We compared our results for the evolution of the quantum energy in the Glauber coherent state with those in other states, such as the SU(1,1) coherent states and the classical state. The quantum energies in both Glauber and the SU(1,1) coherent states dissipate in a similar way as expected. The dissipation pattern of the energy in the Glauber coherent state and in the classical state are also very much the same as each other in the high-energy limit. However, the dissipation of the quantum energy is slower than that of the classical energy in the case where the energy is very low, on account of the small intrinsic uncertainty in the quantum energy which gives the zero-point energy.
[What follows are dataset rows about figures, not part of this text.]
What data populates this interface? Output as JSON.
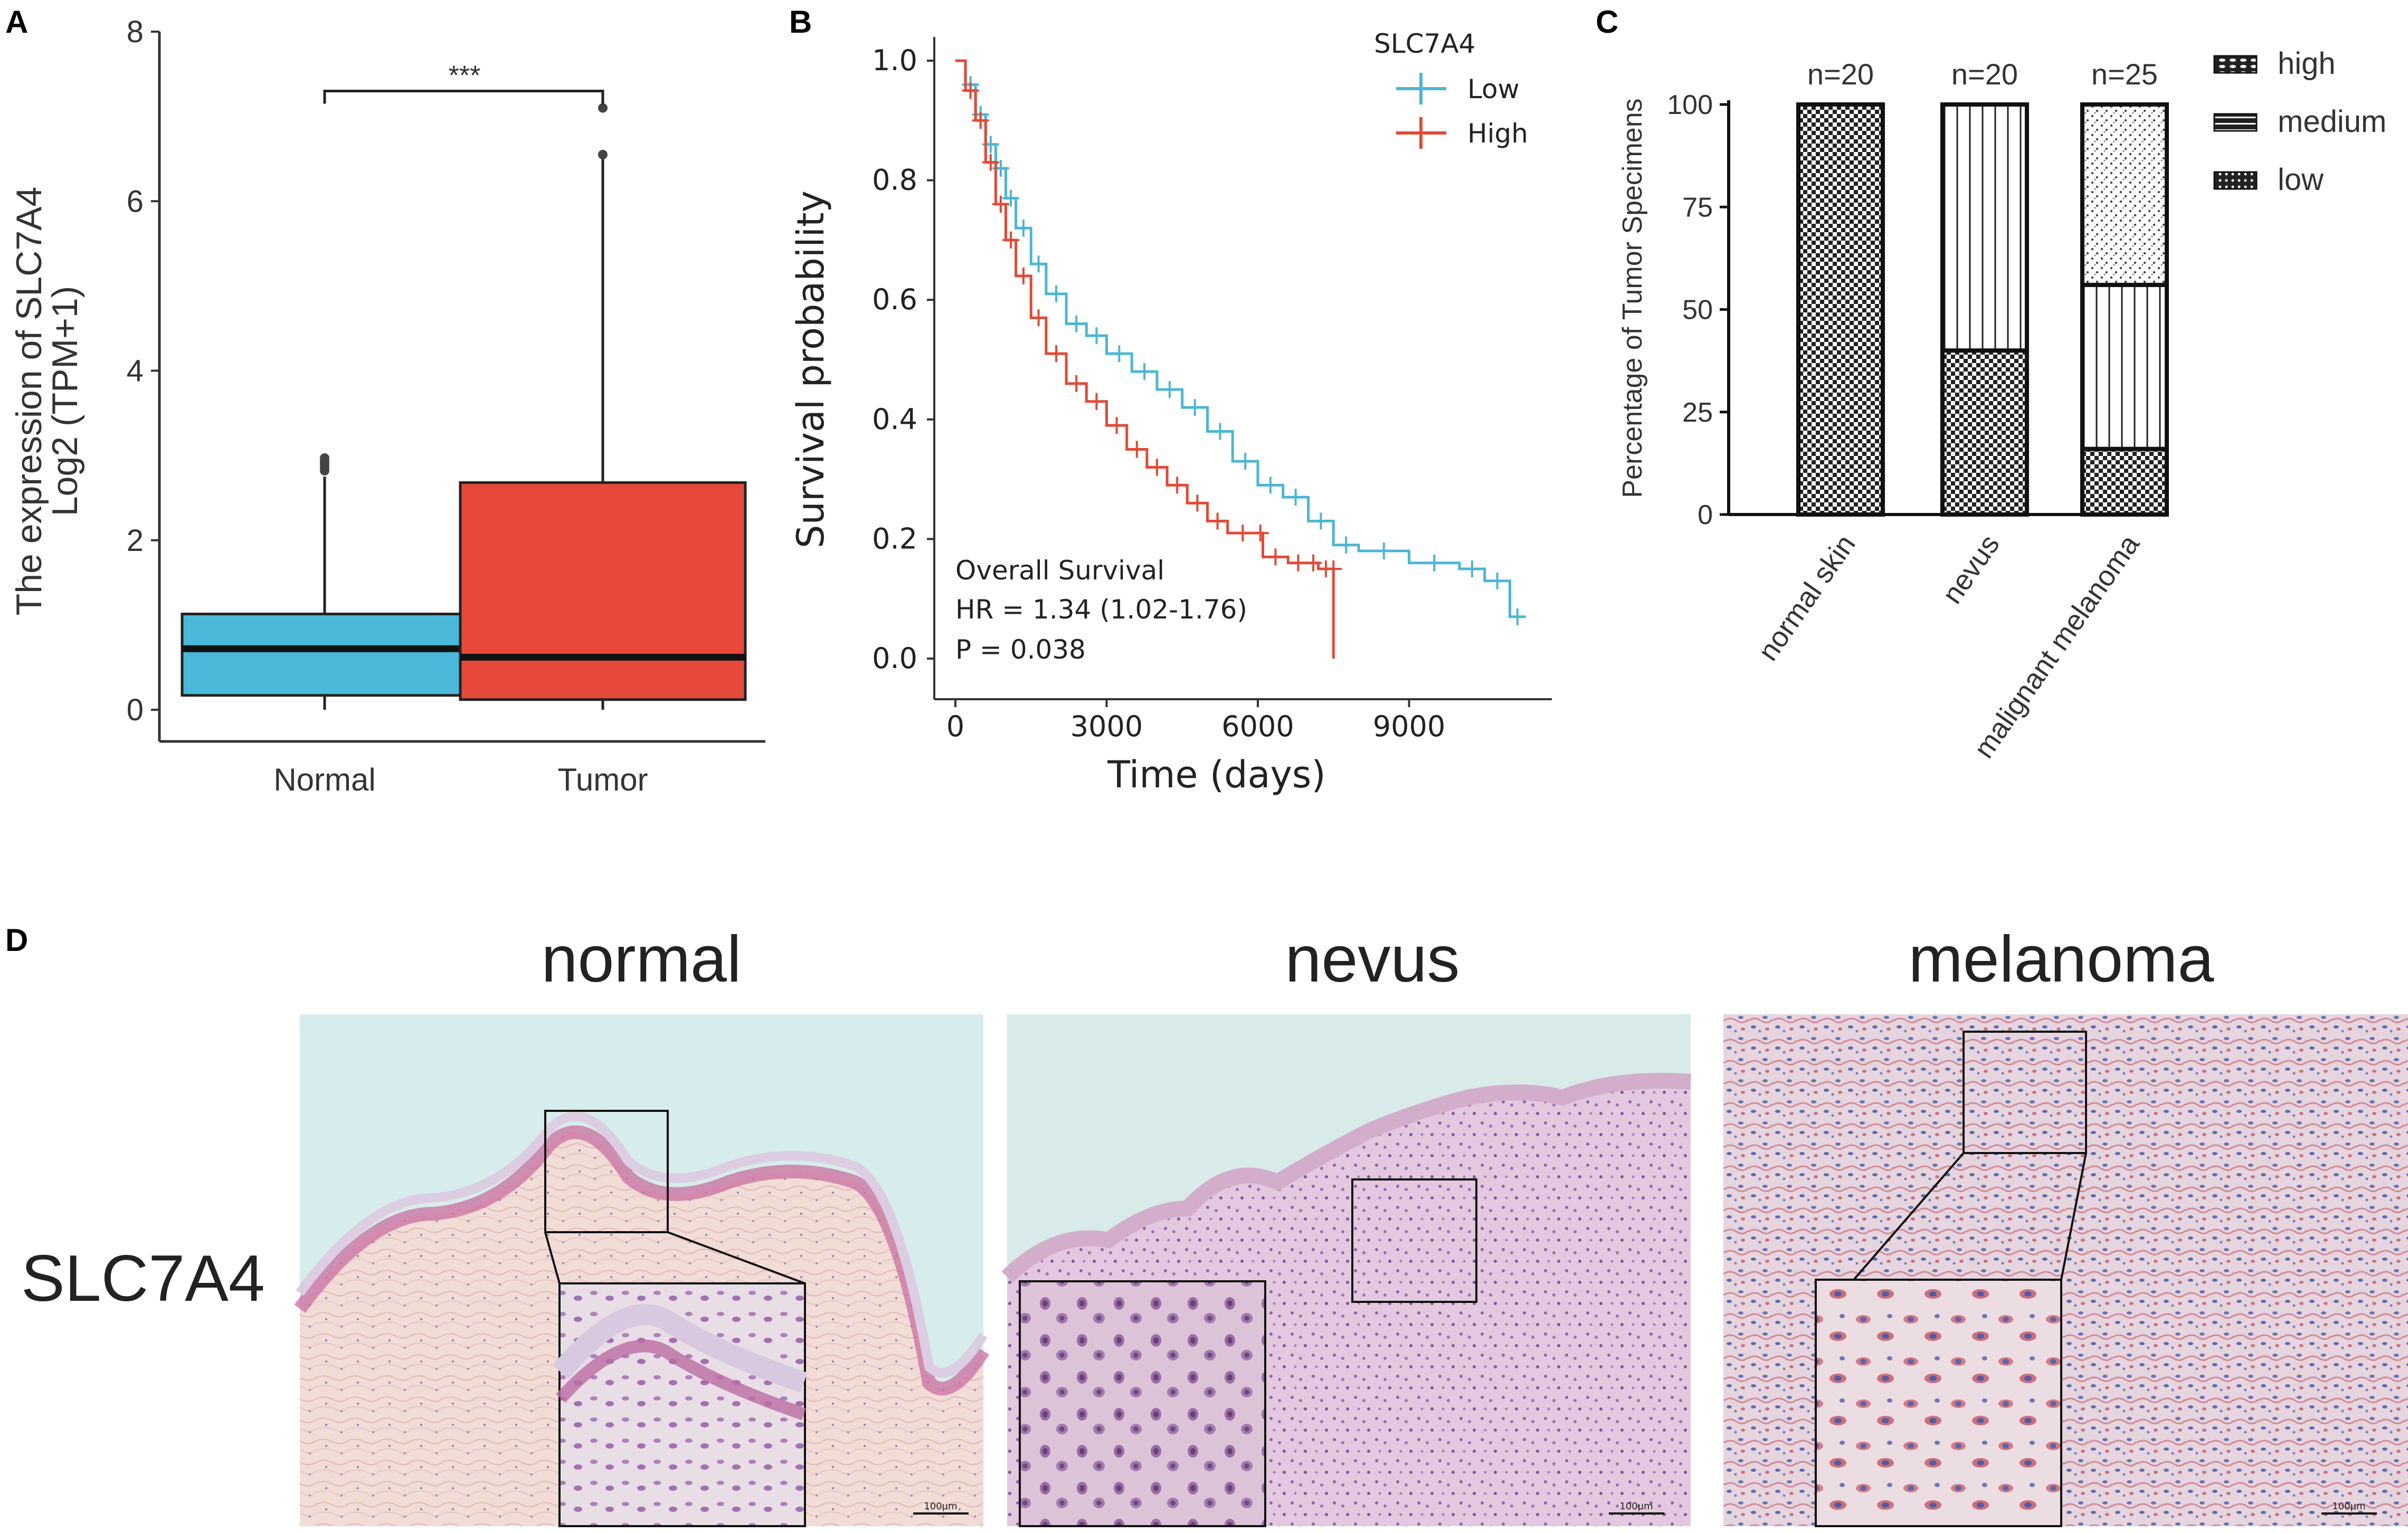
{
  "colors": {
    "normal_box": "#4ab8d8",
    "tumor_box": "#e6493a",
    "low_line": "#4bb6d2",
    "high_line": "#e04a36"
  },
  "panel_labels": [
    "A",
    "B",
    "C",
    "D"
  ],
  "chart_data": [
    {
      "id": "A",
      "type": "box",
      "categories": [
        "Normal",
        "Tumor"
      ],
      "ylabel_line1": "The expression of SLC7A4",
      "ylabel_line2": "Log2 (TPM+1)",
      "ylim": [
        0,
        8
      ],
      "yticks": [
        "0",
        "2",
        "4",
        "6",
        "8"
      ],
      "significance": "***",
      "boxes": [
        {
          "name": "Normal",
          "min": 0.0,
          "q1": 0.17,
          "median": 0.72,
          "q3": 1.13,
          "max": 2.75,
          "outliers": [
            2.82,
            2.9,
            2.97,
            2.93,
            2.86
          ]
        },
        {
          "name": "Tumor",
          "min": 0.0,
          "q1": 0.12,
          "median": 0.62,
          "q3": 2.68,
          "max": 6.5,
          "outliers": [
            6.55,
            7.1
          ]
        }
      ]
    },
    {
      "id": "B",
      "type": "line",
      "title": "Overall Survival",
      "xlabel": "Time (days)",
      "ylabel": "Survival probability",
      "xlim": [
        0,
        11500
      ],
      "ylim": [
        0,
        1.0
      ],
      "xticks": [
        "0",
        "3000",
        "6000",
        "9000"
      ],
      "yticks": [
        "0.0",
        "0.2",
        "0.4",
        "0.6",
        "0.8",
        "1.0"
      ],
      "legend_title": "SLC7A4",
      "annotation_hr": "HR = 1.34 (1.02-1.76)",
      "annotation_p": "P = 0.038",
      "series": [
        {
          "name": "Low",
          "x": [
            0,
            200,
            400,
            600,
            800,
            1000,
            1200,
            1500,
            1800,
            2200,
            2600,
            3000,
            3500,
            4000,
            4500,
            5000,
            5500,
            6000,
            6500,
            7000,
            7500,
            8000,
            9000,
            10000,
            10500,
            11000,
            11300
          ],
          "y": [
            1.0,
            0.96,
            0.91,
            0.86,
            0.82,
            0.77,
            0.72,
            0.66,
            0.61,
            0.56,
            0.54,
            0.51,
            0.48,
            0.45,
            0.42,
            0.38,
            0.33,
            0.29,
            0.27,
            0.23,
            0.19,
            0.18,
            0.16,
            0.15,
            0.13,
            0.07,
            0.07
          ]
        },
        {
          "name": "High",
          "x": [
            0,
            200,
            400,
            600,
            800,
            1000,
            1200,
            1500,
            1800,
            2200,
            2600,
            3000,
            3400,
            3800,
            4200,
            4600,
            5000,
            5400,
            6000,
            6100,
            6600,
            7000,
            7200,
            7500,
            7500
          ],
          "y": [
            1.0,
            0.95,
            0.9,
            0.83,
            0.76,
            0.7,
            0.64,
            0.57,
            0.51,
            0.46,
            0.43,
            0.39,
            0.35,
            0.32,
            0.29,
            0.26,
            0.23,
            0.21,
            0.21,
            0.17,
            0.16,
            0.16,
            0.15,
            0.15,
            0.0
          ]
        }
      ]
    },
    {
      "id": "C",
      "type": "bar",
      "stacked": true,
      "ylabel": "Percentage of Tumor Specimens",
      "ylim": [
        0,
        100
      ],
      "yticks": [
        "0",
        "25",
        "50",
        "75",
        "100"
      ],
      "categories": [
        "normal skin",
        "nevus",
        "malignant melanoma"
      ],
      "n_labels": [
        "n=20",
        "n=20",
        "n=25"
      ],
      "series": [
        {
          "name": "low",
          "values": [
            100,
            40,
            16
          ]
        },
        {
          "name": "medium",
          "values": [
            0,
            60,
            40
          ]
        },
        {
          "name": "high",
          "values": [
            0,
            0,
            44
          ]
        }
      ],
      "legend": [
        "high",
        "medium",
        "low"
      ]
    }
  ],
  "histology": {
    "row_label": "SLC7A4",
    "titles": [
      "normal",
      "nevus",
      "melanoma"
    ],
    "scale_bar": "100µm"
  }
}
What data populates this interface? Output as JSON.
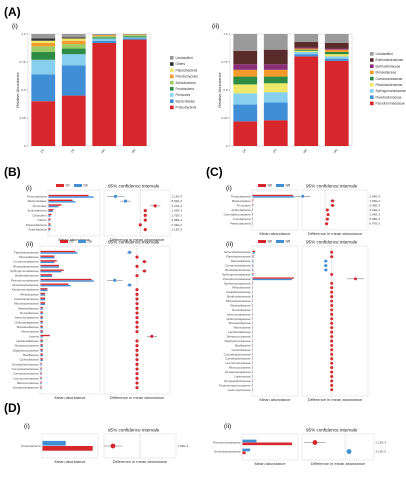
{
  "figure": {
    "panels": {
      "A": "(A)",
      "B": "(B)",
      "C": "(C)",
      "D": "(D)"
    },
    "subs": {
      "i": "(i)",
      "ii": "(ii)"
    }
  },
  "colors": {
    "red": "#d7262c",
    "blue": "#3f8ed6",
    "lightblue": "#86cfef",
    "green": "#2e8b43",
    "orange": "#f39c2b",
    "yellow": "#ede86a",
    "purple": "#8b2d7a",
    "darkgray": "#333333",
    "gray": "#9a9a9a",
    "teal": "#22a6a3",
    "lightgreen": "#9ccc65",
    "brown": "#5a2b2b"
  },
  "chart_data": [
    {
      "id": "A-i",
      "type": "bar",
      "stacked": true,
      "ylabel": "Relative Abundance",
      "ylim": [
        0,
        1
      ],
      "yticks": [
        "0",
        "0.25",
        "0.5",
        "0.75",
        "1.0"
      ],
      "categories": [
        "D0",
        "D8",
        "W0",
        "W8"
      ],
      "legend_position": "right",
      "series": [
        {
          "name": "Proteobacteria",
          "color": "#d7262c",
          "values": [
            0.4,
            0.45,
            0.92,
            0.95
          ]
        },
        {
          "name": "Bacteroidetes",
          "color": "#3f8ed6",
          "values": [
            0.24,
            0.27,
            0.02,
            0.01
          ]
        },
        {
          "name": "Firmicutes",
          "color": "#86cfef",
          "values": [
            0.13,
            0.1,
            0.02,
            0.01
          ]
        },
        {
          "name": "Fusobacteria",
          "color": "#2e8b43",
          "values": [
            0.07,
            0.05,
            0.01,
            0.01
          ]
        },
        {
          "name": "Actinobacteria",
          "color": "#9ccc65",
          "values": [
            0.05,
            0.04,
            0.01,
            0.01
          ]
        },
        {
          "name": "Planctomycetes",
          "color": "#f39c2b",
          "values": [
            0.03,
            0.03,
            0.01,
            0.005
          ]
        },
        {
          "name": "Patescibacteria",
          "color": "#ede86a",
          "values": [
            0.02,
            0.02,
            0.0,
            0.0
          ]
        },
        {
          "name": "Others",
          "color": "#333333",
          "values": [
            0.02,
            0.01,
            0.0,
            0.0
          ]
        },
        {
          "name": "Unclassified",
          "color": "#9a9a9a",
          "values": [
            0.04,
            0.03,
            0.01,
            0.005
          ]
        }
      ]
    },
    {
      "id": "A-ii",
      "type": "bar",
      "stacked": true,
      "ylabel": "Relative Abundance",
      "ylim": [
        0,
        1
      ],
      "yticks": [
        "0",
        "0.25",
        "0.5",
        "0.75",
        "1.0"
      ],
      "categories": [
        "D0",
        "D8",
        "W0",
        "W8"
      ],
      "legend_position": "right",
      "series": [
        {
          "name": "Pseudomonadaceae",
          "color": "#d7262c",
          "values": [
            0.22,
            0.23,
            0.8,
            0.76
          ]
        },
        {
          "name": "Flavobacteriaceae",
          "color": "#3f8ed6",
          "values": [
            0.15,
            0.16,
            0.02,
            0.02
          ]
        },
        {
          "name": "Sphingomonadaceae",
          "color": "#86cfef",
          "values": [
            0.1,
            0.09,
            0.02,
            0.02
          ]
        },
        {
          "name": "Rhodobacteraceae",
          "color": "#ede86a",
          "values": [
            0.08,
            0.08,
            0.01,
            0.02
          ]
        },
        {
          "name": "Comamonadaceae",
          "color": "#2e8b43",
          "values": [
            0.07,
            0.06,
            0.01,
            0.02
          ]
        },
        {
          "name": "Moraxellaceae",
          "color": "#f39c2b",
          "values": [
            0.06,
            0.06,
            0.01,
            0.02
          ]
        },
        {
          "name": "Burkholderiaceae",
          "color": "#8b2d7a",
          "values": [
            0.05,
            0.05,
            0.01,
            0.01
          ]
        },
        {
          "name": "Enterobacteriaceae",
          "color": "#5a2b2b",
          "values": [
            0.12,
            0.13,
            0.05,
            0.05
          ]
        },
        {
          "name": "Unclassified",
          "color": "#9a9a9a",
          "values": [
            0.15,
            0.14,
            0.07,
            0.08
          ]
        }
      ]
    },
    {
      "id": "B-i",
      "type": "bar",
      "orientation": "horizontal",
      "title": "95% confidence intervals",
      "xlabel": "Mean abundance",
      "xlabel_ci": "Difference in mean abundance",
      "legend": [
        "D0",
        "D8"
      ],
      "categories": [
        "Proteobacteria",
        "Bacteroidetes",
        "Firmicutes",
        "Actinobacteria",
        "Chloroflexi",
        "Others",
        "Patescibacteria",
        "Acidobacteria"
      ],
      "series": [
        {
          "name": "D0",
          "color": "#d7262c",
          "values": [
            0.4,
            0.24,
            0.13,
            0.05,
            0.03,
            0.02,
            0.02,
            0.02
          ]
        },
        {
          "name": "D8",
          "color": "#3f8ed6",
          "values": [
            0.45,
            0.27,
            0.1,
            0.04,
            0.02,
            0.01,
            0.02,
            0.01
          ]
        }
      ],
      "ci": [
        -0.05,
        -0.03,
        0.03,
        0.01,
        0.01,
        0.01,
        0.0,
        0.01
      ],
      "pvalues": [
        "2.14E-3",
        "8.92E-3",
        "3.27E-2",
        "1.03E-3",
        "1.75E-3",
        "3.08E-2",
        "2.93E-2",
        "1.13E-3"
      ]
    },
    {
      "id": "B-ii",
      "type": "bar",
      "orientation": "horizontal",
      "title": "95% confidence intervals",
      "xlabel": "Mean abundance",
      "xlabel_ci": "Difference in mean abundance",
      "legend": [
        "D0",
        "D8"
      ],
      "categories": [
        "Flavobacteriaceae",
        "Moraxellaceae",
        "Comamonadaceae",
        "Rhodobacteraceae",
        "Sphingomonadaceae",
        "Burkholderiaceae",
        "Pseudomonadaceae",
        "Enterobacteriaceae",
        "Xanthomonadaceae",
        "Rhizobiaceae",
        "Caulobacteraceae",
        "Microbacteriaceae",
        "Weeksellaceae",
        "Nocardiaceae",
        "Aeromonadaceae",
        "Chitinophagaceae",
        "Shewanellaceae",
        "Vibrionaceae",
        "Listeria",
        "Lactobacillaceae",
        "Streptococcaceae",
        "Staphylococcaceae",
        "Bacillaceae",
        "Clostridiaceae",
        "Erysipelotrichaceae",
        "Corynebacteriaceae",
        "Carnobacteriaceae",
        "Leuconostocaceae",
        "Micrococcaceae",
        "Intrasporangiaceae"
      ],
      "series": [
        {
          "name": "D0",
          "color": "#d7262c",
          "values": [
            0.15,
            0.06,
            0.07,
            0.08,
            0.1,
            0.05,
            0.22,
            0.12,
            0.03,
            0.02,
            0.02,
            0.02,
            0.01,
            0.01,
            0.01,
            0.01,
            0.01,
            0.01,
            0.04,
            0.01,
            0.01,
            0.01,
            0.01,
            0.01,
            0.005,
            0.005,
            0.005,
            0.005,
            0.005,
            0.005
          ]
        },
        {
          "name": "D8",
          "color": "#3f8ed6",
          "values": [
            0.16,
            0.06,
            0.06,
            0.08,
            0.09,
            0.05,
            0.23,
            0.13,
            0.03,
            0.02,
            0.02,
            0.02,
            0.01,
            0.01,
            0.01,
            0.01,
            0.01,
            0.01,
            0.01,
            0.01,
            0.01,
            0.01,
            0.01,
            0.01,
            0.005,
            0.005,
            0.005,
            0.005,
            0.005,
            0.005
          ]
        }
      ],
      "ci": [
        -0.01,
        0.0,
        0.01,
        0.0,
        0.01,
        0.0,
        -0.03,
        -0.01,
        0.0,
        0.0,
        0.0,
        0.0,
        0.0,
        0.0,
        0.0,
        0.0,
        0.0,
        0.0,
        0.02,
        0.0,
        0.0,
        0.0,
        0.0,
        0.0,
        0.0,
        0.0,
        0.0,
        0.0,
        0.0,
        0.0
      ]
    },
    {
      "id": "C-i",
      "type": "bar",
      "orientation": "horizontal",
      "title": "95% confidence intervals",
      "xlabel": "Mean abundance",
      "xlabel_ci": "Difference in mean abundance",
      "legend": [
        "W0",
        "W8"
      ],
      "categories": [
        "Proteobacteria",
        "Bacteroidetes",
        "Firmicutes",
        "Actinobacteria",
        "Gemmatimonadetes",
        "Fusobacteria",
        "Patescibacteria"
      ],
      "series": [
        {
          "name": "W0",
          "color": "#d7262c",
          "values": [
            0.92,
            0.02,
            0.02,
            0.01,
            0.01,
            0.01,
            0.005
          ]
        },
        {
          "name": "W8",
          "color": "#3f8ed6",
          "values": [
            0.95,
            0.01,
            0.01,
            0.01,
            0.005,
            0.005,
            0.002
          ]
        }
      ],
      "ci": [
        -0.03,
        0.01,
        0.01,
        0.003,
        0.004,
        0.003,
        0.002
      ],
      "pvalues": [
        "2.94E-3",
        "1.09E-2",
        "6.09E-3",
        "3.34E-2",
        "1.04E-3",
        "5.38E-3",
        "6.47E-2"
      ]
    },
    {
      "id": "C-ii",
      "type": "bar",
      "orientation": "horizontal",
      "title": "95% confidence intervals",
      "xlabel": "Mean abundance",
      "xlabel_ci": "Difference in mean abundance",
      "legend": [
        "W0",
        "W8"
      ],
      "categories": [
        "Enterobacteriaceae",
        "Flavobacteriaceae",
        "Moraxellaceae",
        "Comamonadaceae",
        "Rhodobacteraceae",
        "Sphingomonadaceae",
        "Pseudomonadaceae",
        "Xanthomonadaceae",
        "Rhizobiaceae",
        "Caulobacteraceae",
        "Burkholderiaceae",
        "Microbacteriaceae",
        "Weeksellaceae",
        "Nocardiaceae",
        "Aeromonadaceae",
        "Chitinophagaceae",
        "Shewanellaceae",
        "Vibrionaceae",
        "Lactobacillaceae",
        "Streptococcaceae",
        "Staphylococcaceae",
        "Bacillaceae",
        "Clostridiaceae",
        "Corynebacteriaceae",
        "Carnobacteriaceae",
        "Leuconostocaceae",
        "Micrococcaceae",
        "Intrasporangiaceae",
        "Listeriaceae",
        "Erysipelotrichaceae",
        "Peptostreptococcaceae",
        "Lachnospiraceae"
      ],
      "series": [
        {
          "name": "W0",
          "color": "#d7262c",
          "values": [
            0.05,
            0.02,
            0.01,
            0.01,
            0.01,
            0.02,
            0.8,
            0.01,
            0.005,
            0.005,
            0.01,
            0.005,
            0.005,
            0.005,
            0.005,
            0.005,
            0.005,
            0.005,
            0.005,
            0.005,
            0.005,
            0.005,
            0.005,
            0.005,
            0.005,
            0.005,
            0.005,
            0.005,
            0.005,
            0.005,
            0.005,
            0.005
          ]
        },
        {
          "name": "W8",
          "color": "#3f8ed6",
          "values": [
            0.05,
            0.02,
            0.02,
            0.02,
            0.02,
            0.02,
            0.76,
            0.01,
            0.005,
            0.005,
            0.01,
            0.005,
            0.005,
            0.005,
            0.005,
            0.005,
            0.005,
            0.005,
            0.005,
            0.005,
            0.005,
            0.005,
            0.005,
            0.005,
            0.005,
            0.005,
            0.005,
            0.005,
            0.005,
            0.005,
            0.005,
            0.005
          ]
        }
      ],
      "ci": [
        0.0,
        0.0,
        -0.01,
        -0.01,
        -0.01,
        0.0,
        0.04,
        0.0,
        0.0,
        0.0,
        0.0,
        0.0,
        0.0,
        0.0,
        0.0,
        0.0,
        0.0,
        0.0,
        0.0,
        0.0,
        0.0,
        0.0,
        0.0,
        0.0,
        0.0,
        0.0,
        0.0,
        0.0,
        0.0,
        0.0,
        0.0,
        0.0
      ]
    },
    {
      "id": "D-i",
      "type": "bar",
      "orientation": "horizontal",
      "title": "95% confidence intervals",
      "xlabel": "Mean abundance",
      "xlabel_ci": "Difference in mean abundance",
      "categories": [
        "Proteobacteria"
      ],
      "series": [
        {
          "name": "D",
          "color": "#3f8ed6",
          "values": [
            0.43
          ]
        },
        {
          "name": "W",
          "color": "#d7262c",
          "values": [
            0.93
          ]
        }
      ],
      "ci": [
        -0.5
      ],
      "pvalues": [
        "1.56E-4"
      ]
    },
    {
      "id": "D-ii",
      "type": "bar",
      "orientation": "horizontal",
      "title": "95% confidence intervals",
      "xlabel": "Mean abundance",
      "xlabel_ci": "Difference in mean abundance",
      "categories": [
        "Pseudomonadaceae",
        "Enterobacteriaceae"
      ],
      "series": [
        {
          "name": "D",
          "color": "#3f8ed6",
          "values": [
            0.22,
            0.12
          ]
        },
        {
          "name": "W",
          "color": "#d7262c",
          "values": [
            0.78,
            0.05
          ]
        }
      ],
      "ci": [
        -0.56,
        0.07
      ],
      "pvalues": [
        "2.21E-3",
        "3.11E-3"
      ]
    }
  ]
}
We have seen that the rate of dissipation is slightly different depending on q as a nonextensive behavior from our present work. On the other hand, the strength of the Tsallis formulation is that there is thermodynamic background of the nonextensive behavior of entropy [34,35,36]. Our work is related to the nonextensive dissipative phenomena of oscillatory systems characterized by q-exponential [18,20,21]. For the case of the Tsallis formulation, commutation relation is slightly altered depending on q. However, in our nonextensivity formalism for dissipative systems, commutation relation follows the standard rule, where q is only related to dissipation phenomena.

As a final remark, coherent states and entangled coherent states, including their generalization, can potentially be utilized in the quantum information processing technique [37,38,39]. Hence, characterizing and elucidating coherent states with their related phenomena, as well as the robust schemes for generating them, are important.